There has been widespread international condemnation of Donald Trump’s executive order to halt the intake of refugees and ban people from seven Muslim-majority countries. The governments of Iraq and Iran, two of the countries whose citizens are affected by the ban, are mulling retaliatory measures targeting U.S. travelers. French President François Hollande accused Trump of “encouraging extremism” and urged other European countries to stand up to him. German Chancellor Angela Merkel reportedly explained U.S. obligations under the Refugee Convention to Trump when they spoke on the phone on Saturday. But the list of governments that didn’t take the opportunity to criticize Trump may actually be more interesting.
Theresa May, who met with Trump in Washington last week, is facing criticism in Parliament for failing to condemn the ban. (Perhaps because, as I wrote during her visit, May seems unlikely to push Trump too hard on anything as long as the British are still seeking a post-Brexit trade deal with the United States.) Parliament is currently holding an emergency debate to discuss the ban and how the British government should respond.
Kremlin spokesman Dmitry Peskov said it was “not our business” to question Trump’s order, according to the Russian media. (President Vladimir Putin spoke with Trump on Saturday amid controversy over Russia’s alleged support for Trump during the U.S. presidential election and speculation that the new U.S. administration may lift sanctions on Russia, but as far as we know, the ban didn’t come up in that conversation.)
There’s been no response so far from Indian President Narendra Modi, a Hindu nationalist leader who has a contentious relationship with his country’s Muslim population, the world’s third largest. Modi was himself barred from entering the U.S. for several years due to his alleged role in anti-Muslim violence in Gujarat in 2002. Trump praised Modi repeatedly during the campaign and invited him to the U.S. when the two spoke by phone last week.
Israeli leaders have also declined to comment on the ban, though the government has reportedly sought clarification on how it will impact Jews born in the countries listed. Prime Minister Benjamin Netanyahu did take the opportunity to praise Trump for another of his signature initiatives last week:
As the New York Times notes, some Arab governments have also been treading lightly, notably Saudi Arabia and Egypt, neither of which have publicly commented and neither of which are included in the immigration ban. (Trump has referred repeatedly to the 9/11 attacks in justifying the ban, even though 15 of the 9/11 hijackers came from nonbanned Saudi Arabia.) Despite the Islamophobia of Trump’s campaign and his relatively pro-Assad position in Syria, a number of autocratic Sunni governments, including Egypt and Saudi Arabia, have been pretty optimistic about Trump, hoping he’ll take a hard line on Iran and have little interest in promoting democracy abroad (or anywhere).
All of these governments may be keeping mum about the ban, but there are a few groups in the Muslim world who are actually actively happy about it: the very jihadi groups it’s ostensibly targeting.

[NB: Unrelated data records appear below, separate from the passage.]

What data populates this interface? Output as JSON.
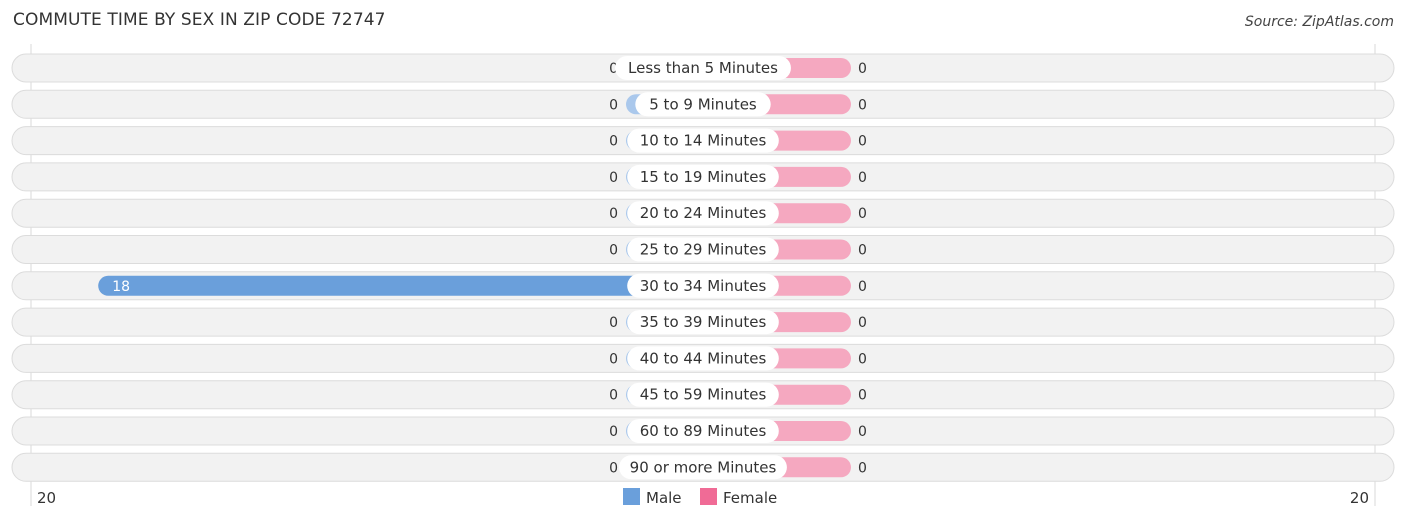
{
  "title": "COMMUTE TIME BY SEX IN ZIP CODE 72747",
  "source": "Source: ZipAtlas.com",
  "chart_data": {
    "type": "bar",
    "orientation": "horizontal-diverging",
    "title": "COMMUTE TIME BY SEX IN ZIP CODE 72747",
    "categories": [
      "Less than 5 Minutes",
      "5 to 9 Minutes",
      "10 to 14 Minutes",
      "15 to 19 Minutes",
      "20 to 24 Minutes",
      "25 to 29 Minutes",
      "30 to 34 Minutes",
      "35 to 39 Minutes",
      "40 to 44 Minutes",
      "45 to 59 Minutes",
      "60 to 89 Minutes",
      "90 or more Minutes"
    ],
    "series": [
      {
        "name": "Male",
        "color": "#6a9fdb",
        "light_color": "#aac8ec",
        "values": [
          0,
          0,
          0,
          0,
          0,
          0,
          18,
          0,
          0,
          0,
          0,
          0
        ]
      },
      {
        "name": "Female",
        "color": "#f06b96",
        "light_color": "#f5a8c0",
        "values": [
          0,
          0,
          0,
          0,
          0,
          0,
          0,
          0,
          0,
          0,
          0,
          0
        ]
      }
    ],
    "axis": {
      "left_label": "20",
      "right_label": "20",
      "max": 20
    },
    "legend": {
      "position": "bottom-center",
      "items": [
        "Male",
        "Female"
      ]
    }
  }
}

ISIS and al-Qaida have frequently used their propaganda to attack refugees fleeing to the West as traitors and argued that they won’t be allowed to practice Islam here. The Washington Post reports that pro-ISIS commenters online have been calling Trump’s move a “blessed ban” and arguing that it “clearly revealed the truth and harsh reality behind the American government’s hatred toward Muslims.”